Clearly the role of random chance and idiosyncratic events plays a large role in our narrative of these individual differences. The statistical evidence, that the non-shared environmental factors are largely uncorrelated with one another, is an interesting finding. This doesn’t necessarily mean it’s entirely random chance, it means that any intervention we do is unlikely to fully generalize. Depending on your perspective, this could be a good or a bad thing. It does suggest that everything we does has lots of little, cumulative effects. There may be a lot of independent factors to get right, each of which has a small but positive impact on our kids’ lives. But looking on the bright side, that also means that if you screw one or two things up, you still get another chance, and the net result can turn out quite good.

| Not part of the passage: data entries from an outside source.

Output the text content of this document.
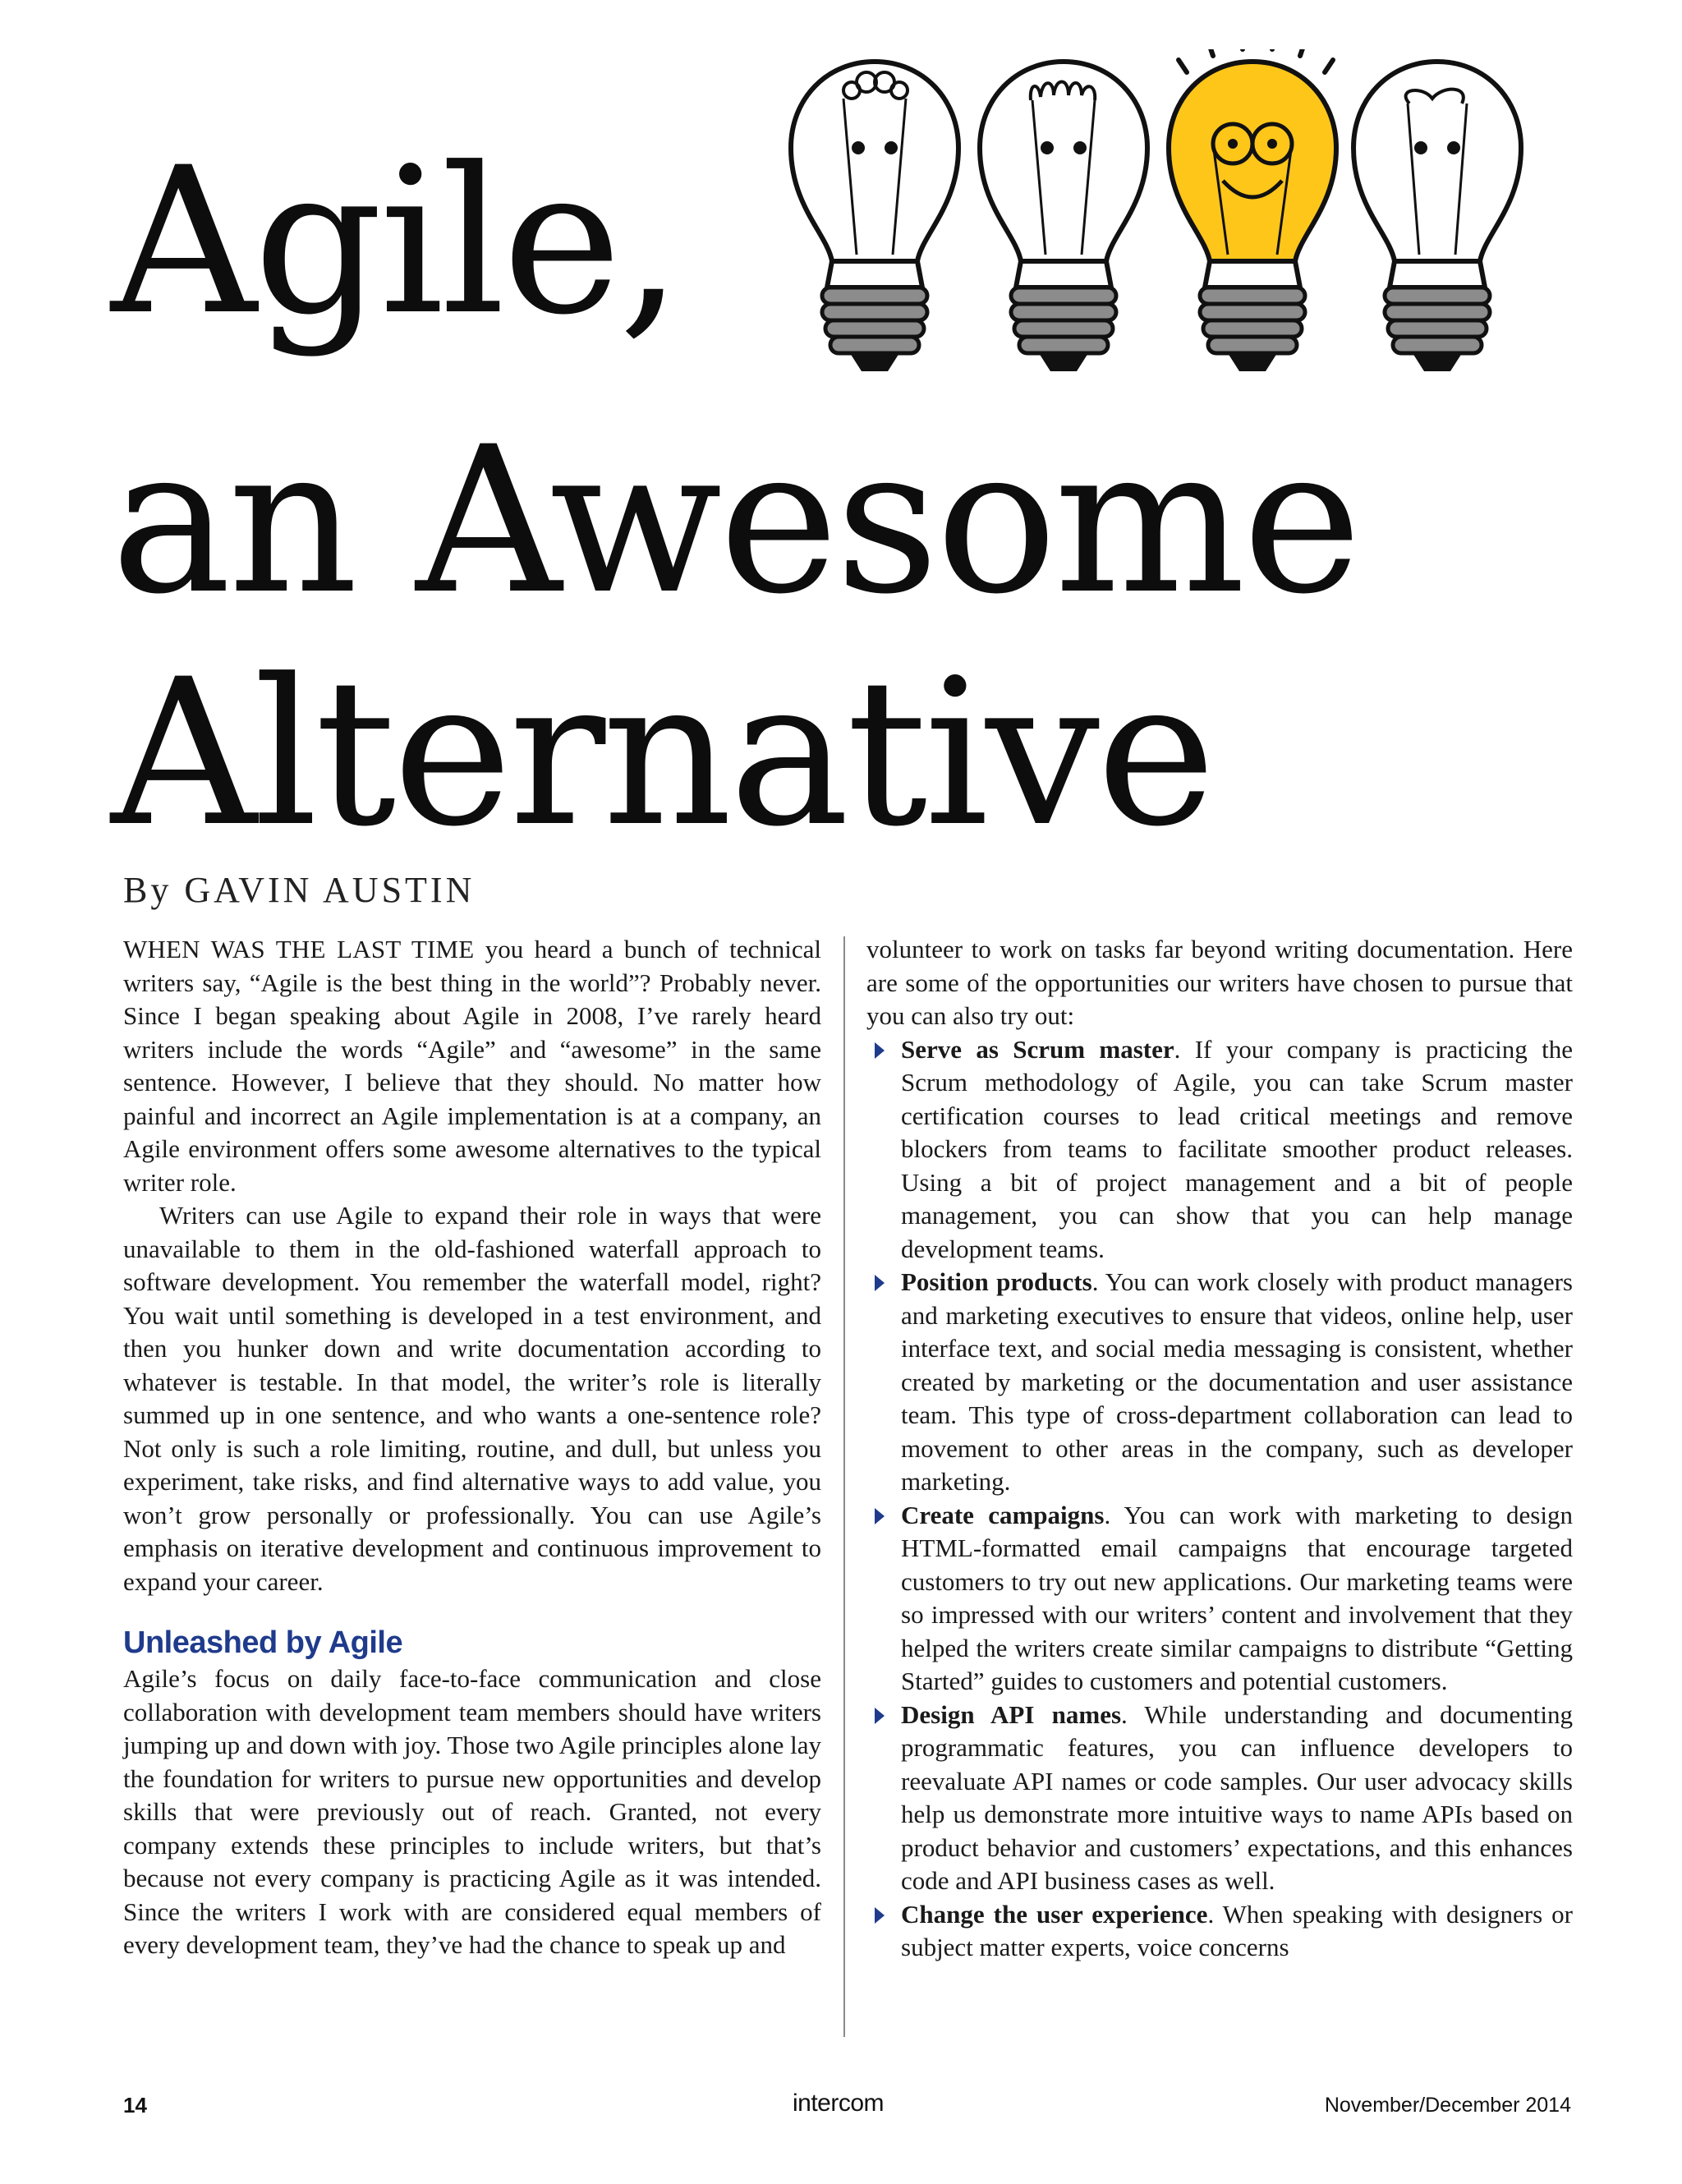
Agile,
an Awesome
Alternative

By GAVIN AUSTIN

WHEN WAS THE LAST TIME you heard a bunch of technical writers say, “Agile is the best thing in the world”? Probably never. Since I began speaking about Agile in 2008, I’ve rarely heard writers include the words “Agile” and “awesome” in the same sentence. However, I believe that they should. No matter how painful and incorrect an Agile implementation is at a company, an Agile environment offers some awesome alternatives to the typical writer role.

Writers can use Agile to expand their role in ways that were unavailable to them in the old-fashioned waterfall approach to software development. You remember the waterfall model, right? You wait until something is developed in a test environment, and then you hunker down and write documentation according to whatever is testable. In that model, the writer’s role is literally summed up in one sentence, and who wants a one-sentence role? Not only is such a role limiting, routine, and dull, but unless you experiment, take risks, and find alternative ways to add value, you won’t grow personally or professionally. You can use Agile’s emphasis on iterative development and continuous improvement to expand your career.

Unleashed by Agile

Agile’s focus on daily face-to-face communication and close collaboration with development team members should have writers jumping up and down with joy. Those two Agile principles alone lay the foundation for writers to pursue new opportunities and develop skills that were previously out of reach. Granted, not every company extends these principles to include writers, but that’s because not every company is practicing Agile as it was intended. Since the writers I work with are considered equal members of every development team, they’ve had the chance to speak up and

volunteer to work on tasks far beyond writing documentation. Here are some of the opportunities our writers have chosen to pursue that you can also try out:

Serve as Scrum master. If your company is practicing the Scrum methodology of Agile, you can take Scrum master certification courses to lead critical meetings and remove blockers from teams to facilitate smoother product releases. Using a bit of project management and a bit of people management, you can show that you can help manage development teams.
Position products. You can work closely with product managers and marketing executives to ensure that videos, online help, user interface text, and social media messaging is consistent, whether created by marketing or the documentation and user assistance team. This type of cross-department collaboration can lead to movement to other areas in the company, such as developer marketing.
Create campaigns. You can work with marketing to design HTML-formatted email campaigns that encourage targeted customers to try out new applications. Our marketing teams were so impressed with our writers’ content and involvement that they helped the writers create similar campaigns to distribute “Getting Started” guides to customers and potential customers.
Design API names. While understanding and documenting programmatic features, you can influence developers to reevaluate API names or code samples. Our user advocacy skills help us demonstrate more intuitive ways to name APIs based on product behavior and customers’ expectations, and this enhances code and API business cases as well.
Change the user experience. When speaking with designers or subject matter experts, voice concerns
14	intercom	November/December 2014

I definitely wonder how much research like this affects people’s willingness to invest more effort in their children. I am already quite motivated to provide Lydia with a good life, as I best understand it. It seems to me like my interactions with her at the very least impact her experience right now, which is something I definitely care about. Intuitively, it seems crazy to me that we might not have a major impact on our kids. Reading this paper does make me think that the research is more in line with my beliefs than I felt like was portrayed in the aforementioned literature. I don’t believe that parents are the only effect on a child’s life by any means, but it certainly seemed like one in mine, and from working with many people it seems to be quite important. Realizing that parents do treat their kids differently, and that this produces different results, along with the combination of a huge number of individual life events, is my main takeaway from this paper. We can’t completely determine the lives of our children – and maybe we shouldn’t be able to do so – but we clearly have an impact, and I want that impact to be as positive as possible.